Statement of legal representatives

The CEO declares that to the best of his knowledge, the interim condensed consolidated financial statements, established in accordance with International Financial Reporting Standards ("IFRS"), as accepted by the European Union, give a true and fair view of the assets, financial position and results of bpost and of the entities included in the consolidation.

The financial report gives an accurate overview of the information that needs to be disclosed pursuant to article 13 of the Royal Decree of 14 November 2007.

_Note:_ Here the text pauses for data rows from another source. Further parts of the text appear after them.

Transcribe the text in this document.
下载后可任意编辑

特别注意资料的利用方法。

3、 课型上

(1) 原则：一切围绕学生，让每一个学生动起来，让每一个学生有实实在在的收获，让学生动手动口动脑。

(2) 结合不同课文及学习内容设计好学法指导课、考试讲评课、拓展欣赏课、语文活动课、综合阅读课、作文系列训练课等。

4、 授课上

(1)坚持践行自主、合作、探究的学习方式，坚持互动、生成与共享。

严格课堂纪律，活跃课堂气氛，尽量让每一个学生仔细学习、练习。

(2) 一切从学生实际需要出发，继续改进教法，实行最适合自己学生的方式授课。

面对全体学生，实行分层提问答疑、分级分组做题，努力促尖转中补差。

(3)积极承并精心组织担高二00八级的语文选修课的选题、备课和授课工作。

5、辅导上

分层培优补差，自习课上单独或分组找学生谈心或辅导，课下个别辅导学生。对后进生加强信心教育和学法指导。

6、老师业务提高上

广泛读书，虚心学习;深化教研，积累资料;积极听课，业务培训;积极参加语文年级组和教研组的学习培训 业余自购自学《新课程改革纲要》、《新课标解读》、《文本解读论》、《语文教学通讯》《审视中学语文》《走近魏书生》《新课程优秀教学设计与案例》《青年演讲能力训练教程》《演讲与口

Forward Looking Statements

The information in this document may include forward-looking statements5 , which are based on current expectations and projections of management about future events. By their nature, forward-looking statements are not guarantees of future performance and involve known and unknown risks, uncertainties, assumptions and other factors because they relate to events and depend on circumstances that will occur in the future whether or not outside the control of the Company. Such factors may cause actual results, performance or developments to differ materially from those expressed or implied by such forward-looking statements. Accordingly, no assurance is given that such forward-looking statements will prove to have been correct. They speak only as at the date of the Presentation and the Company undertakes no obligation to update these forward-looking statements contained herein to reflect actual results, changes in assumptions or changes in factors affecting these statements.

5 as defined among others under the U.S. Private Securities Litigation Reform Act of 1995

Glossary

  • ADM: Alternating Distribution Model
  • Capex: total amount invested in fixed assets.
  • CMD: Capital Markets Day
  • EAT: Earnings After Taxes
  • EBIT: Earnings Before Interests and Taxes.
  • EBITDA: Earnings Before Interests, Taxes, Depreciation and Amortization.
  • Effective tax rate: Income tax expense / profit before tax.
  • M&R: Mail and Retail business unit.
  • PaLo Eurasia: Parcels & Logistics Europe & Asia.
  • PaLo N. America: Parcels & Logistics North America.